Guilty! That’s the unspoken verdict for many individuals who have faced failure in the service of the Lord. But as the apostle Peter discovered and as Hannah Whitall Smith describes, God’s forgiveness is as near as a prayer.
WALK WITH HANNAH WHITALL SMITH
“A little girl once asked if the Lord Jesus always forgave us for our sins as soon as we asked him, and I had said, ‘Yes, of course he does.’
“ ‘Just as soon?’ she repeated doubtfully. ‘Yes,’ I replied, ‘the minute we ask, he forgives us.’
“ ‘Well, I cannot believe that,’ she replied deliberately. ‘I should think he would make us feel sorry for two or three days first. And then I think he would make us ask him a great many times, and not just in common talk. And I believe that is the way he does, and you need not try to make me think he forgives me right at once, no matter what the Bible says.’

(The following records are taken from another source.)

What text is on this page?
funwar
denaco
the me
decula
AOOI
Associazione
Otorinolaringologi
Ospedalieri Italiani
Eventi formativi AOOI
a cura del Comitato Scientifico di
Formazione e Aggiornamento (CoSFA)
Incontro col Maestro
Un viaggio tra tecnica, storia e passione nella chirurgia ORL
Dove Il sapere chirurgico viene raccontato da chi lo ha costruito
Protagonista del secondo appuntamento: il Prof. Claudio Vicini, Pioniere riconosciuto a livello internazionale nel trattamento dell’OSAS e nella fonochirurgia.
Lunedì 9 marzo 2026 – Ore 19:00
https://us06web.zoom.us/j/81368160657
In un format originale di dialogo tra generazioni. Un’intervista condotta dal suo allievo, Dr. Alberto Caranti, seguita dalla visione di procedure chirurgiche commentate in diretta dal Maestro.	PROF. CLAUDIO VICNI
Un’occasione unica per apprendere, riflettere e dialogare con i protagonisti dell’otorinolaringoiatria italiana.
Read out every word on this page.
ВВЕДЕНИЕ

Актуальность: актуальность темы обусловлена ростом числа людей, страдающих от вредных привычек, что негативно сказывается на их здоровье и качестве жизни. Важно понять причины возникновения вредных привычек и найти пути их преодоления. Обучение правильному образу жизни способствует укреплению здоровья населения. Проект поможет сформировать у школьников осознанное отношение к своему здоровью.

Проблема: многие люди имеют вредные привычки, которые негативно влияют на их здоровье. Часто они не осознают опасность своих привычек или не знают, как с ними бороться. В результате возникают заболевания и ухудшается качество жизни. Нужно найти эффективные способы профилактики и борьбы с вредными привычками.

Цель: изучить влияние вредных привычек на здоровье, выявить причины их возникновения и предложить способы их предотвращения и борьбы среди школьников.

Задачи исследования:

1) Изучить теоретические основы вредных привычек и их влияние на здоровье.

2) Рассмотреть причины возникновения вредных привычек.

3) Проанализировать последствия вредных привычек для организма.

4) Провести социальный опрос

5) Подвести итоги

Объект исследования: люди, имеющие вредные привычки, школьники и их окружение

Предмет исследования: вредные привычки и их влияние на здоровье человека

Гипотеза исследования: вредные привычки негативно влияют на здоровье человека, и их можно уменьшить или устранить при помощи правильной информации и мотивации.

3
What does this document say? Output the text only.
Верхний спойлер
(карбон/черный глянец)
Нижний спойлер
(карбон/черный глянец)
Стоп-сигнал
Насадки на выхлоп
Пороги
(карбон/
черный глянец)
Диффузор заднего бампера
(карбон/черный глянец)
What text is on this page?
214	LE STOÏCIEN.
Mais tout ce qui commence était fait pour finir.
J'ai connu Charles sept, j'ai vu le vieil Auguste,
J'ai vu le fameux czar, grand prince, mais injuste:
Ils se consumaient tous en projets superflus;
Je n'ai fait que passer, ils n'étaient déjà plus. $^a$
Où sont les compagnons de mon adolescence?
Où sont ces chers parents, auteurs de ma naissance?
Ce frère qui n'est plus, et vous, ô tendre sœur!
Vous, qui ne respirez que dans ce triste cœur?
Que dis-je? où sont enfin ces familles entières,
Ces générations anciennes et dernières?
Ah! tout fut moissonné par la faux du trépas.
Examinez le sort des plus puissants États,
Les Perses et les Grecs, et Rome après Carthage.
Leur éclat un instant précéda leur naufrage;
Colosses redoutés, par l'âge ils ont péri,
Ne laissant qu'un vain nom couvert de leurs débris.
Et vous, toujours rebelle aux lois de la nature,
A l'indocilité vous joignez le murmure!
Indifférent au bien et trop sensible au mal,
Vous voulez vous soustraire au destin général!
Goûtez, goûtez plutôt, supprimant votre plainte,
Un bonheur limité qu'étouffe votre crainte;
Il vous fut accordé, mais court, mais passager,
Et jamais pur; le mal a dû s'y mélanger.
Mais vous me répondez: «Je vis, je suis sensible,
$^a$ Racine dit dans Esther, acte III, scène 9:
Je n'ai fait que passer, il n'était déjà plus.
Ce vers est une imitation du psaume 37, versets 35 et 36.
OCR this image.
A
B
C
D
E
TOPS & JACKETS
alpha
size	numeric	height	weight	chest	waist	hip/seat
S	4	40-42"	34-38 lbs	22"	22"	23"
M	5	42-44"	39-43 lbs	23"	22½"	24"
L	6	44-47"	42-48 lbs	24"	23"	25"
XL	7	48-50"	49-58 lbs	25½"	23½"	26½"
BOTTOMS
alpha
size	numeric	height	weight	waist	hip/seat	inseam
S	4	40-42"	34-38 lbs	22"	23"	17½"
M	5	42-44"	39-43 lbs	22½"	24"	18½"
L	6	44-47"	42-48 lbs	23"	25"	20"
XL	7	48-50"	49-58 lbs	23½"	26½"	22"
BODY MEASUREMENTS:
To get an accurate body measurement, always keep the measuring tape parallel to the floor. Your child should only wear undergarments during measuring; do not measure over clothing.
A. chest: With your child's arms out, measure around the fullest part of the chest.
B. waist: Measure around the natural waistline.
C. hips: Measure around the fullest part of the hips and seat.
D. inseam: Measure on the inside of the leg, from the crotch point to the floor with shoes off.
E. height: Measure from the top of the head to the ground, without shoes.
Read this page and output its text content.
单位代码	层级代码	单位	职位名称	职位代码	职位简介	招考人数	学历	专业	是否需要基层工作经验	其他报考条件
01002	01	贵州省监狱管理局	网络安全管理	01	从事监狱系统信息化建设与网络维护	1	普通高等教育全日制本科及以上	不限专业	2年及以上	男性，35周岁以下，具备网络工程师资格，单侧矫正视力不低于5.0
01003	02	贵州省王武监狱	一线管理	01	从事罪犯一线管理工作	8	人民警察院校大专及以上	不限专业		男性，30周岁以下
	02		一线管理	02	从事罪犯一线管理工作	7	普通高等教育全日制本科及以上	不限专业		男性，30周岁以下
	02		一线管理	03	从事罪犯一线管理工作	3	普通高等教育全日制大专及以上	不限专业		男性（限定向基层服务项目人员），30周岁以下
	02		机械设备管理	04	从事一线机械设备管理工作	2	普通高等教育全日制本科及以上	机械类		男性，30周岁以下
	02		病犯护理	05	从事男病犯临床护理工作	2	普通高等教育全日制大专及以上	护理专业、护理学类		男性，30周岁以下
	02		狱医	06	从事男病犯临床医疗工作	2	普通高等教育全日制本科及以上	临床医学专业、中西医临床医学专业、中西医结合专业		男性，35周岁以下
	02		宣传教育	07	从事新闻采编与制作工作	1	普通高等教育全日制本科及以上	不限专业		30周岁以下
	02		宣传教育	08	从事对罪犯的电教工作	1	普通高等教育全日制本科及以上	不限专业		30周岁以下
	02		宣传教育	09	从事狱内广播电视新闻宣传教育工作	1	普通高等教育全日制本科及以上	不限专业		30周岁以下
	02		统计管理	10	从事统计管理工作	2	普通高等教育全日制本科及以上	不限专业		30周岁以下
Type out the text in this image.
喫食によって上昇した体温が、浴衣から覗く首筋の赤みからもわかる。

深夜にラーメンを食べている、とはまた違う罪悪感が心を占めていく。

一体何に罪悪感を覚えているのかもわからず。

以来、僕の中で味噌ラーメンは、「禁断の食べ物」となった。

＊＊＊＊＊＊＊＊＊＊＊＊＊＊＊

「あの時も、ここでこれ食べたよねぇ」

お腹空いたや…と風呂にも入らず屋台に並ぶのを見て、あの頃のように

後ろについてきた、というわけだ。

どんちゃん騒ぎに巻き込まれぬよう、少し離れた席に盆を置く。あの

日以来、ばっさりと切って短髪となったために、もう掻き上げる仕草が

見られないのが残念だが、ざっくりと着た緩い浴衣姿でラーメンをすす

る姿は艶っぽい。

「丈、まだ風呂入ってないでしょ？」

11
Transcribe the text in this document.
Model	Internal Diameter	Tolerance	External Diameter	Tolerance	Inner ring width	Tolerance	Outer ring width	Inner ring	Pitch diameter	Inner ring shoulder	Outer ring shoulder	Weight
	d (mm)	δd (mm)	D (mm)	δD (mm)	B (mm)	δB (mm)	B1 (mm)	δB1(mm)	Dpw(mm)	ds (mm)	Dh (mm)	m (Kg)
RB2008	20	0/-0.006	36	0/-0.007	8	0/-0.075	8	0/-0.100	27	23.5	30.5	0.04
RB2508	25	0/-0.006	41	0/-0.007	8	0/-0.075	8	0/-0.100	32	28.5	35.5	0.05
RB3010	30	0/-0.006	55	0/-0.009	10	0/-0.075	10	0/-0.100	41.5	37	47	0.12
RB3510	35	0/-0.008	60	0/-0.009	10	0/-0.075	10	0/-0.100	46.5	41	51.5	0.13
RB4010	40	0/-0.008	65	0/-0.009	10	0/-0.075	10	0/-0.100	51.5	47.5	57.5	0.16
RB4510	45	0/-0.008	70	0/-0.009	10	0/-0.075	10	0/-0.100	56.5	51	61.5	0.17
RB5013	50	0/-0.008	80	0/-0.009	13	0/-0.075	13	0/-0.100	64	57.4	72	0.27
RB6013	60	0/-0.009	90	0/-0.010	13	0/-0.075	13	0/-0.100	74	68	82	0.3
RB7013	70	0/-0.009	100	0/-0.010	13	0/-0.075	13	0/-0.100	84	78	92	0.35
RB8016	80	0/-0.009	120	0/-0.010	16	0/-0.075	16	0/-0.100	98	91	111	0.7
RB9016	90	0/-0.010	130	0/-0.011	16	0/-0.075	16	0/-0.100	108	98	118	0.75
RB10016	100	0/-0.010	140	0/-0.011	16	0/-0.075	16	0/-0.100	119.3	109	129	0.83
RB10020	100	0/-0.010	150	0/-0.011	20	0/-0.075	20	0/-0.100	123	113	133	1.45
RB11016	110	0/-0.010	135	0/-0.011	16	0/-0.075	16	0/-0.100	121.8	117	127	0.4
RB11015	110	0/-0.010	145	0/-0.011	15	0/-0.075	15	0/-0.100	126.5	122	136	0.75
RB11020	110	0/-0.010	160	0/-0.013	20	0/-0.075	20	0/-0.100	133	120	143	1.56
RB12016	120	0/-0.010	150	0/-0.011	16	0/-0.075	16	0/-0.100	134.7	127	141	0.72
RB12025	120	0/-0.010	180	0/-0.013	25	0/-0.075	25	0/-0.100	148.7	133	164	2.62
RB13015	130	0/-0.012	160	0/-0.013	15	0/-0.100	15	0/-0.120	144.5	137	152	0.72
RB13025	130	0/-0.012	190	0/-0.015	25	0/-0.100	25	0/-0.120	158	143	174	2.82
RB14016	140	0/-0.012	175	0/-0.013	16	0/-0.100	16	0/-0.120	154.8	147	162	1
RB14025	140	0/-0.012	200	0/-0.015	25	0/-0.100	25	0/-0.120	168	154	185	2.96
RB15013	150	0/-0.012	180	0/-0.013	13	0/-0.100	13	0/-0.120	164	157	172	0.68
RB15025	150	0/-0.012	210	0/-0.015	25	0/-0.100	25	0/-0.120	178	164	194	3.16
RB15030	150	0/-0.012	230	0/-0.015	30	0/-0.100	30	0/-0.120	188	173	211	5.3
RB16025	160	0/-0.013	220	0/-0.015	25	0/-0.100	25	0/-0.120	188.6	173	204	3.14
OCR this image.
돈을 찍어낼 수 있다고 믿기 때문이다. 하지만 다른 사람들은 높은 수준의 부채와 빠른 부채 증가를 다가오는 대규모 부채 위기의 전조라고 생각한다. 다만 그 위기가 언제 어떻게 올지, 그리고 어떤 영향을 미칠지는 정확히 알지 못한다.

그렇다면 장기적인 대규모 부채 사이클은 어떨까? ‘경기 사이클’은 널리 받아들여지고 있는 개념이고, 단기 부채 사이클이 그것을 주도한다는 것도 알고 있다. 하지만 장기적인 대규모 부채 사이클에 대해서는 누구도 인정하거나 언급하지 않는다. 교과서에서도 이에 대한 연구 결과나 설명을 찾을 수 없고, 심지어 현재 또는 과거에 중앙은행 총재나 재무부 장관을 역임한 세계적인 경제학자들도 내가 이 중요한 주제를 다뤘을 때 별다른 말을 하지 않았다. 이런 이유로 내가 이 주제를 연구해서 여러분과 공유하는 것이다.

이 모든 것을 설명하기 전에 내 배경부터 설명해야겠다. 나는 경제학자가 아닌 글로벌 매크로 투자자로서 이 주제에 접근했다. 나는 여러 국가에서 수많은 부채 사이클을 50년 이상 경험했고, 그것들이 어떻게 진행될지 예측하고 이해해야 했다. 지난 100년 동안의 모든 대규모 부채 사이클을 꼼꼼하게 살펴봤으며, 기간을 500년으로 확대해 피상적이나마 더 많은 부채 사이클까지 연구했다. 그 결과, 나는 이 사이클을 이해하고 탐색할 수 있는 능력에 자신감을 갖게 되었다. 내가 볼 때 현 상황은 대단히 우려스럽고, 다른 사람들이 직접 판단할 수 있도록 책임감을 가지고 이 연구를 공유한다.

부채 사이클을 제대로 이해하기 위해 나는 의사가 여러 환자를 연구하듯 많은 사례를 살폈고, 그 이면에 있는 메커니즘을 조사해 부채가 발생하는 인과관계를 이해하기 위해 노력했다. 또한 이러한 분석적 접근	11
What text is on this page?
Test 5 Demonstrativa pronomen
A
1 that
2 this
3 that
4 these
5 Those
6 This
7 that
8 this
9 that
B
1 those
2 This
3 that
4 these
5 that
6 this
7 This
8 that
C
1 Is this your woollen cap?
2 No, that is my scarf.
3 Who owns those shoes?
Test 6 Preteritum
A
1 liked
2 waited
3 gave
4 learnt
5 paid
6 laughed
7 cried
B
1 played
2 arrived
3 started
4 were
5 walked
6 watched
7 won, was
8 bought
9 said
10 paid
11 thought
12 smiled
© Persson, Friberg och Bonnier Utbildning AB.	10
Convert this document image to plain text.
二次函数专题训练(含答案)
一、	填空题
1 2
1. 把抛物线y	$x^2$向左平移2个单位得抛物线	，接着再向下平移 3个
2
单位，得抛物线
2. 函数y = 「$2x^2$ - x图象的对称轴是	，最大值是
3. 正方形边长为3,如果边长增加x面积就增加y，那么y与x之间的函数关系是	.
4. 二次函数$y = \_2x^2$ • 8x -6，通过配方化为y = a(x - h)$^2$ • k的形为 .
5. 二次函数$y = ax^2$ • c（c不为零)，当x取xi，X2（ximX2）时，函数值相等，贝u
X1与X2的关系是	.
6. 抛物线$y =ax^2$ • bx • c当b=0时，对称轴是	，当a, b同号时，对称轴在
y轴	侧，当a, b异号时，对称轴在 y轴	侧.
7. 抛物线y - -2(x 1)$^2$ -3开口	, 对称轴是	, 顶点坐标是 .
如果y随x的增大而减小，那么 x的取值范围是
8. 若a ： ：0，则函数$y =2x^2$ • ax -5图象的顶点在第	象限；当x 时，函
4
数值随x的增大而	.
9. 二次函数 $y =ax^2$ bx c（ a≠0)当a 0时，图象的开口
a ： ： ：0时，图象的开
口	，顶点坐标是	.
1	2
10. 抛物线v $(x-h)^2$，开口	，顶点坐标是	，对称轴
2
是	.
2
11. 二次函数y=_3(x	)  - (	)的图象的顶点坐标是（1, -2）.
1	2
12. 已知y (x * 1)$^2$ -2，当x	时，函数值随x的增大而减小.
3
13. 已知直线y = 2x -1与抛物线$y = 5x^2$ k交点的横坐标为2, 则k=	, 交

“She only said what many Christians think, and what is worse, what a great many Christians act on, for then the emotions of discouragement and remorse make them feel further from God than their sin would have done.”
WALK CLOSER TO GOD
When you can no longer lift guilty eyes to God, you can be certain that God is still looking at you. Not with the peeved expression of an irritated parent, but with compassion, love and tenderness.
When you least expect him to forgive, he reaches out in grace—reminding you that you are his own, wiping away the tears of remorse, encouraging you to try again.
If your eyes are clouded with tears of guilt and failure today, run to your Father’s waiting arms. He’s ready to turn your weeping into tears of joy.